Quarante-et-unième abbesse.
Première abbesse triennale.
1500-1507.
Les victoires du roi Charles VII avaient rendu la paix à son royaume, et la Normandie venait d’être réunie à sa couronne.
L’église profita de ce calme et réunit plusieurs conciles pour la réformation des mœurs dans les monastères.
Marie de Bretagne, abbesse de Fontevrault, remit l’observance prévue par les capitulaires de Charlemagne, malheureusement jamais totalement appliquée, dans son abbaye qui s’étendit ensuite sur la Madeleine d’Orléans, puis 10 religieuses et une novice entrèrent, le 17 juin 1481, dans le monastère de Fontaines au diocèse de Meaux (Fontaines-les-Nonnes).
Au nombre des religieuses appelées à Chelles par l’évêque de Paris était Jeanne de la Rivière, qui successivement avait rempli la charge de prieure à la Madeleine d’Orléans puis au prieuré de la Fontaine.
Jeanne, arrivée à Chelles avec ses compagnes, fut reconnue prieure de sa nouvelle maison pendant le temps que Catherine de Lignière y resta (dernière abbesse) et ensuite fut élue première abbesse triennale (1499).
En peu de temps l’abbaye de Chelles reprit son ancienne splendeur. Jeanne de la Rivière et ses religieuses s’obligèrent solennellement au vœu de la clôture. Puis Jeanne prit soin de se faire autoriser par le cardinal d’Amboise, légat du pape Alexandre VI. Elle en obtint une ordonnance portant extinction des six clercs, nommés encore chanoines et qu’à leur place on y substituerait six religieux de l’ordre de Saint-Benoît.

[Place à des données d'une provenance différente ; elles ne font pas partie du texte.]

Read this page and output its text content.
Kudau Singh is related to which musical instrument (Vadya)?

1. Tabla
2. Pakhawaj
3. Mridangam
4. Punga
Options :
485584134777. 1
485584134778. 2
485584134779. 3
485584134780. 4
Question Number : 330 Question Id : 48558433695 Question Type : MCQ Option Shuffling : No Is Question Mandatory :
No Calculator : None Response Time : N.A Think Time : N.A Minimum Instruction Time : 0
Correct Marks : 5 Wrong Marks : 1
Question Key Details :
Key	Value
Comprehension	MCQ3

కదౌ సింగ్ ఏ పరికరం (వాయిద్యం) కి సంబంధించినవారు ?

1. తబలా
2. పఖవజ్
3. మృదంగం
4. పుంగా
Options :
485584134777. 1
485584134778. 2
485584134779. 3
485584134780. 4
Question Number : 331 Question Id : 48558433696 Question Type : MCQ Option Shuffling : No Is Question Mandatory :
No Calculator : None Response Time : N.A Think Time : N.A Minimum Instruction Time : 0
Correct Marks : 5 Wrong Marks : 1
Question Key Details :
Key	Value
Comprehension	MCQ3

Rien n’échappait à la vigilance de son gouvernement. Jeanne voyait son abbaye se remplir d’excellents sujets. En peu de temps elle reçut à profession plus de trente religieuses de chœur et de nombreuses converses, à tel point que le nombre total des nonnes, qui, lors de son entrée en fonctions, n’était que de douze, s’éleva bientôt à 80.

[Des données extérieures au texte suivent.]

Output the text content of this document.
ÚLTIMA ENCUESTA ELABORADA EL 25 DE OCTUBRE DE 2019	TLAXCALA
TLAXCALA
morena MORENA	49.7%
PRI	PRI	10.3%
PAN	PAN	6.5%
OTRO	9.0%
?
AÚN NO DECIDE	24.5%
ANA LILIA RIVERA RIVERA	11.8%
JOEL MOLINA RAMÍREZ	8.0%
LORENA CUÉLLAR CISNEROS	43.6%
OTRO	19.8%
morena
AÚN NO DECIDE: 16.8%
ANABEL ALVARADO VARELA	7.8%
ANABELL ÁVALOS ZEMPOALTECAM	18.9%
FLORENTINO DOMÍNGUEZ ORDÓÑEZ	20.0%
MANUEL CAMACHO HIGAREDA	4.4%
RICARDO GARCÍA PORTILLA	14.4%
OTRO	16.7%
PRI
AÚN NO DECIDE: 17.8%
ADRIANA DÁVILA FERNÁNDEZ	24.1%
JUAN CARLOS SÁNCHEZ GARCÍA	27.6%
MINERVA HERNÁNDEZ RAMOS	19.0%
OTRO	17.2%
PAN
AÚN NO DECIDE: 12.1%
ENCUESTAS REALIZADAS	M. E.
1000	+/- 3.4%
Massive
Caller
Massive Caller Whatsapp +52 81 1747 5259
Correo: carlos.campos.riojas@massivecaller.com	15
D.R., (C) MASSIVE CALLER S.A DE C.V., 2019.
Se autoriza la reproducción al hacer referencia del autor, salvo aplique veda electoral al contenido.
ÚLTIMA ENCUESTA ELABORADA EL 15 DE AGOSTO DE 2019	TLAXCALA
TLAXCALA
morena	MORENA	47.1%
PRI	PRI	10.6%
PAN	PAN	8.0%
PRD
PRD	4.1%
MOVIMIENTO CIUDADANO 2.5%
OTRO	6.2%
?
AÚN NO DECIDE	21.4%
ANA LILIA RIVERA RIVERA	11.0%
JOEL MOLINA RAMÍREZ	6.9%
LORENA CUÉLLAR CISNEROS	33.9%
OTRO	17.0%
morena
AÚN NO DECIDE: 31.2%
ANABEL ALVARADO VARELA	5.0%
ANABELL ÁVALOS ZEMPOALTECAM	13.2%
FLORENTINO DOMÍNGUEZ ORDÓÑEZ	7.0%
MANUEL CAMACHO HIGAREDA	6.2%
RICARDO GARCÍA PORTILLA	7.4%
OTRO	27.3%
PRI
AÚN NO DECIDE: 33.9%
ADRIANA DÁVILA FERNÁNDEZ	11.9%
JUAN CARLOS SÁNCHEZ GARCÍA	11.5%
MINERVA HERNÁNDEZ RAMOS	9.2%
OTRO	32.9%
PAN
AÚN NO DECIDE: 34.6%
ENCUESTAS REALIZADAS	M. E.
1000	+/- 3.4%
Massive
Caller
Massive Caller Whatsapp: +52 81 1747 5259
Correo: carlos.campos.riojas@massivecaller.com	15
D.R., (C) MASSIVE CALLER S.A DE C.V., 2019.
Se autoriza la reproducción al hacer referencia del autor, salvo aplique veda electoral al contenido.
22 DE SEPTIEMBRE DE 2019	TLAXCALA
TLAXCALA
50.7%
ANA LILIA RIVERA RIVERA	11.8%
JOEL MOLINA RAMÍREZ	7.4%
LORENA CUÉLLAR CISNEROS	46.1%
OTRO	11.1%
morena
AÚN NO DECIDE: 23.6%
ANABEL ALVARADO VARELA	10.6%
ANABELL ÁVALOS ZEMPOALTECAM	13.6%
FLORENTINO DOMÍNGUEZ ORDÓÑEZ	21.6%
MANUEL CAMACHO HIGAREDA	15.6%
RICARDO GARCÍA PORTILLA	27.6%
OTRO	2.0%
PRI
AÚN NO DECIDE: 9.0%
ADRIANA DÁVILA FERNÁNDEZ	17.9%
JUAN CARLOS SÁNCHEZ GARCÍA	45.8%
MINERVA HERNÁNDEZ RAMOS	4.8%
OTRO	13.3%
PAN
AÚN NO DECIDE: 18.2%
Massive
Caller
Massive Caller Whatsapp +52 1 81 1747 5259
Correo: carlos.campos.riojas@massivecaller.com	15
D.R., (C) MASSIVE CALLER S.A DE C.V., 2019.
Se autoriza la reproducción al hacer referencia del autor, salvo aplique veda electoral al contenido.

La maison de Chelles, à son tour, pu tirer des religieuses assez imbues des principes de la régularité pour porter la réforme à d’autres monastères : à Gif, Malnoue, Origny, Royal-Dieu, Faremoutiers, et Montmartre. Dans chacun de ces monastères, les religieuses tirées de la maison de Chelles furent nommées abbesses par le suffrage de leurs sœurs.

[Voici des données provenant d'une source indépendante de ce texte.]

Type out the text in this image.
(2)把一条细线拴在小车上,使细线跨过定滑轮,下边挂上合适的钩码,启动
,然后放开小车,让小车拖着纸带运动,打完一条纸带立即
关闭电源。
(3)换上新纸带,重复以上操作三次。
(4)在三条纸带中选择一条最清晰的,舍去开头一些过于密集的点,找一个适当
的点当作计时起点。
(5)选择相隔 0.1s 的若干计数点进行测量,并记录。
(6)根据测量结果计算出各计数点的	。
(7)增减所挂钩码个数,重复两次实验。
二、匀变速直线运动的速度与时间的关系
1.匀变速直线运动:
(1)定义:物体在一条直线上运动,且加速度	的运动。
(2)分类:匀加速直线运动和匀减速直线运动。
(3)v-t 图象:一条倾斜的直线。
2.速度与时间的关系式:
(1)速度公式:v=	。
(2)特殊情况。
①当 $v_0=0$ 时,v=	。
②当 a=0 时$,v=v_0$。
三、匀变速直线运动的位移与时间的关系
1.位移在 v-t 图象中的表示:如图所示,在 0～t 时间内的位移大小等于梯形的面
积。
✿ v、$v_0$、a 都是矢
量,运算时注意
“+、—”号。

Au nombre de ces réformatrices était Marie Cornu qui, venue de Fontaine à Chelles, avait été envoyée de Chelles à Montmartre où devenue abbesse par élection, elle avait rétablit le bon ordre et la régularité puis en 1510, était revenu à Chelles.
Jeanne de la Rivière augmenta beaucoup les biens temporels et spirituels du monastère.
Elle fit agrandir le chœur de l’église conventuelle devenu trop exigu pour contenir toutes les religieuses, fit commencer le nécrologe de l’abbaye[1] et fit faire un répertoire sur lequel était mentionné le nom et la qualité des religieuses entrant et sortant tant de chœur que converses, ainsi que les religieux desservant l’abbaye.
C’est sous l’administration de Jeanne de la Rivière que Messire Etienne Poncher, Évêque de Paris, rédigea, sous le nom de Statuts, un règlement détaillé qui n’était que la reproduction de la règle de Saint-Benoît et devait compléter l’œuvre de Jean Simon.
Après avoir accompli ses trois années d’exercice Jeanne prit la résolution de se démettre de sa charge ; mais vivement sollicitée par ses sœurs, elle consentit à rester en fonction jusqu’à sa mort arrivée le 4 février 1506 (ns. 1507).Son administration avait duré huit ans.
(DOM PORCHERON, bibliothèque diocésaine de Meaux, TR 436.34. 326).
(BERTHAULT, l’abbaye de Chelles, résumés chronologiques)
(L’ABBÉ C.TORCHET, Histoire de l’abbaye royale Notre-Dame de Chelles)
[1] MOLINIER, Obituaire français, diocèse de Paris, t.1 Paris 1902.